At the experimental endpoint, stop the radiation and remove the tape to observe erythema and edema. In the following protocol, we will measure UV sensitivity in a humanized mouse model treated with forskolin - a melanin producing drug - by determining the Minimum Erythematous Dose.

- To determine the Minimal Erythematous Dose, or MED, each animal will be exposed to a variety of UV doses. Begin by preparing a piece of UV-occlusive tape, using a heavy-duty hole punch with a 1 square centimeter circular cutout to punch holes in the tape. Over each hole in the tape, apply a small but easily detachable piece of tape that can be removed for UV exposure. Place the tape on the dorsal surface of the anesthetized mouse.

If the animal's eyes are open, apply artificial tears to prevent injury from drying and UV exposure. Turn on the UV source consisting of two UVB lamps with a peak output of 313 nanometers and a range of 280 to 370 nanometers. Allow the lamp to equilibrate to a constant UV output before using a UV photometer with the UVB sensor to verify the output.

Based on the UV transmission rate as measured by the UV photometer, calculate the UV exposure time for each desired dose. For example, your lamp's UVB output measures 2.4 milliwatts per square centimeter. Therefore, to administer 5 kilojoules per square meter, the skin would need to be exposed to 208 seconds of UVB radiation as calculated here.

Next, place the sedated animal's ventral surface down to ensure even UV exposure. To administer the chosen dose of radiation, sequentially remove the small pieces of tape covering the holes at the appropriate time.

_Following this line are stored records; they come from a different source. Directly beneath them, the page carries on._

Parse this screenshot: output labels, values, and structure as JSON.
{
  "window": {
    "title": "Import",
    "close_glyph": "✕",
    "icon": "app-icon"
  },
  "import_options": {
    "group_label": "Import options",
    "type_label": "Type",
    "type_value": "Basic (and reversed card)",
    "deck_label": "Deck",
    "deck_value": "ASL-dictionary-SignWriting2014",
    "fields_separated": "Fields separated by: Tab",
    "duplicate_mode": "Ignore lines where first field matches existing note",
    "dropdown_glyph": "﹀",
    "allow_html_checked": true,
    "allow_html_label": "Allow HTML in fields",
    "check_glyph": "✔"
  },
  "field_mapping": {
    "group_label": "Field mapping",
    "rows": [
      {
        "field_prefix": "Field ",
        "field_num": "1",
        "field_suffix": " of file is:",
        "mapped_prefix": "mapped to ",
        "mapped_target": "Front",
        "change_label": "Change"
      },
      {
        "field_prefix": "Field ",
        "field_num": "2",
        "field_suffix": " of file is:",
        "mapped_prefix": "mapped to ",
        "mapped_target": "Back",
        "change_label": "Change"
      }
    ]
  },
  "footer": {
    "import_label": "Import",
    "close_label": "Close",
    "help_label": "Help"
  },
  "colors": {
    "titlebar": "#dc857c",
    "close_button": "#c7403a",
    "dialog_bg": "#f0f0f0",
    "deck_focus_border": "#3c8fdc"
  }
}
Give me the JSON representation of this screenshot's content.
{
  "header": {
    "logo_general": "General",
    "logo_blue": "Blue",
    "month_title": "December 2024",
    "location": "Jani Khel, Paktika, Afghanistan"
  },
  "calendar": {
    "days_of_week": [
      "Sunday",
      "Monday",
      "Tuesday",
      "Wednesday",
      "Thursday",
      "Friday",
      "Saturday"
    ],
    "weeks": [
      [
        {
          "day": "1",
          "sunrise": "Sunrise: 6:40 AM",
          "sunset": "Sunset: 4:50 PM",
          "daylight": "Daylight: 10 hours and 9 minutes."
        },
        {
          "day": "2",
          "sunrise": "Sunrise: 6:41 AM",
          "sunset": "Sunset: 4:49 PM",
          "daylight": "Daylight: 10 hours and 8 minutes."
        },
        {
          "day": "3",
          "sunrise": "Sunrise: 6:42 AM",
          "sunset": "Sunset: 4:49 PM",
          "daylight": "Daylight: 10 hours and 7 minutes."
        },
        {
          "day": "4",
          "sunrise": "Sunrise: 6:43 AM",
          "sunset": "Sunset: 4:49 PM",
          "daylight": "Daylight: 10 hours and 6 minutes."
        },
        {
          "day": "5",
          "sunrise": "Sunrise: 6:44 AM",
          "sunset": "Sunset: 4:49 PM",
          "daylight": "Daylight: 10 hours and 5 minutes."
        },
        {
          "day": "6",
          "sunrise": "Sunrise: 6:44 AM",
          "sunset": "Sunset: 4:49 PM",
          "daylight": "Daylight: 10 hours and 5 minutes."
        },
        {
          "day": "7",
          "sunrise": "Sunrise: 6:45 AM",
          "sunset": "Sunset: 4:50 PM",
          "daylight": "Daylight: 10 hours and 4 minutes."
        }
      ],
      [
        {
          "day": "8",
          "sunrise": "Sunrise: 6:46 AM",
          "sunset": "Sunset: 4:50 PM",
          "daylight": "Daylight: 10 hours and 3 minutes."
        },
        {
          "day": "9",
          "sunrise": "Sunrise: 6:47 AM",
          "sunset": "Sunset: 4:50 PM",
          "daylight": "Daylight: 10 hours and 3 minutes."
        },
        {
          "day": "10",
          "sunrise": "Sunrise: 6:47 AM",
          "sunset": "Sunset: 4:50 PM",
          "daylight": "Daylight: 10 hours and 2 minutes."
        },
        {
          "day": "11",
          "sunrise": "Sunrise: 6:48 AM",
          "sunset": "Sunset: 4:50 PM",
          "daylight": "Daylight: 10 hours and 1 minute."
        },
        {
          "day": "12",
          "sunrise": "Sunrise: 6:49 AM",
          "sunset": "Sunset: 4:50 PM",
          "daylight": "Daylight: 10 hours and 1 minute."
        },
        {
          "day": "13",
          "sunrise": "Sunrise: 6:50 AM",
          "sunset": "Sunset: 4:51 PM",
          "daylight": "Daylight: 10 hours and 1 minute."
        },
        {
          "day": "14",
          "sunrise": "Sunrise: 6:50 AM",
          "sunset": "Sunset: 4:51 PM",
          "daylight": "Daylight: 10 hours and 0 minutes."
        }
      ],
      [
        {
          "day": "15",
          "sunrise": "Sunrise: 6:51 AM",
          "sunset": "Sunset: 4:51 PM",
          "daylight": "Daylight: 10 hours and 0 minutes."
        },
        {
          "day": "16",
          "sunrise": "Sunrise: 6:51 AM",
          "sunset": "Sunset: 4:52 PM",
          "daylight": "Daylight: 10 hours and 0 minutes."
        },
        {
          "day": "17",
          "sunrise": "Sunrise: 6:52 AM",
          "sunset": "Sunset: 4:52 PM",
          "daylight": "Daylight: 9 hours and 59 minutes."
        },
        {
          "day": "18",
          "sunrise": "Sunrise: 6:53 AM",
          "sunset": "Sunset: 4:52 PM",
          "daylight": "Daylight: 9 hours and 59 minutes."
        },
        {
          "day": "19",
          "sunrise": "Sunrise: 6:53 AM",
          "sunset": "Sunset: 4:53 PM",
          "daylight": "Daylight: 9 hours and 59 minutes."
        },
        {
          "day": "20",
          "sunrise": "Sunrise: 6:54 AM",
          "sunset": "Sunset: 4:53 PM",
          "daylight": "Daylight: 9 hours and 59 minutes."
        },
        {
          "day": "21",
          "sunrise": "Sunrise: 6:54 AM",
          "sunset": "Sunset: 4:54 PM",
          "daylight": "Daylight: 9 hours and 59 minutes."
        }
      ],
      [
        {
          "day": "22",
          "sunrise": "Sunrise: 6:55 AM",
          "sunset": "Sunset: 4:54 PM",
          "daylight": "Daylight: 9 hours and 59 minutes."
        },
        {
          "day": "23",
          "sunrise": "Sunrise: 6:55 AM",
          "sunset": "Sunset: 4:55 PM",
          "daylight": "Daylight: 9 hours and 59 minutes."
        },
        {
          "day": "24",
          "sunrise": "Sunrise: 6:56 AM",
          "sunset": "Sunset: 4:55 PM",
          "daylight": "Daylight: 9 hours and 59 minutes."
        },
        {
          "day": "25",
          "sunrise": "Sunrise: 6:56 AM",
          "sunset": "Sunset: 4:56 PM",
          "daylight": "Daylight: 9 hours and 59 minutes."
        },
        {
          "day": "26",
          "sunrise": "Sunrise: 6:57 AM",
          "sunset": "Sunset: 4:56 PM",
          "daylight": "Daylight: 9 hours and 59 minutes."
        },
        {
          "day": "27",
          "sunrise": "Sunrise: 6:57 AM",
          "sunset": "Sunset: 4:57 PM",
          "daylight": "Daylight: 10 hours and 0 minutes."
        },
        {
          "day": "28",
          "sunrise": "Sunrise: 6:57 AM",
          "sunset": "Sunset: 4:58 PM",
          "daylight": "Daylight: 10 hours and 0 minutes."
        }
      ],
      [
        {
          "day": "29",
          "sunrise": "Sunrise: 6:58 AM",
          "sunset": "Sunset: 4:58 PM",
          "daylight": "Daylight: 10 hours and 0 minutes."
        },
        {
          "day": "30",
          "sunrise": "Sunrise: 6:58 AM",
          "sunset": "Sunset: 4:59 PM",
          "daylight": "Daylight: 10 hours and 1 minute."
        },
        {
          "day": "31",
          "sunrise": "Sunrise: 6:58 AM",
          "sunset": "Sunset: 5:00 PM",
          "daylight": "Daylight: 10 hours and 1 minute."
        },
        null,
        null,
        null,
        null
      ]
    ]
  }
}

For example, if 40 kilojoules per square meter is the largest dose, the mouse would be under the lamp for 27 minutes and 47 seconds and the hole for this dose would be exposed from the beginning. However, for the 5 kilojoules per square meter condition, the tape would be removed with 208 seconds of exposure time remaining. After UV exposure, carefully remove the tape and place the animals in a warm quiet place to recover from anesthesia before returning them to their cages.

The Minimal Erythematous Dose, or MED, value corresponds to the minimum dose of UV that causes inflammation as defined by erythema and/or edema of the entire exposed circle of skin. Monitor the mouse for 24 to 48 hours to look for discrete areas of erythema or edema in the UV exposed areas.

Sometimes, residual fur stubble confounds interpretation of the MED testing by masking underlying skin erythema or edema. Wetting the skin with 70% ethanol makes the skin much more interpretable. Document any skin findings photographically and then return the mice to the animal facility.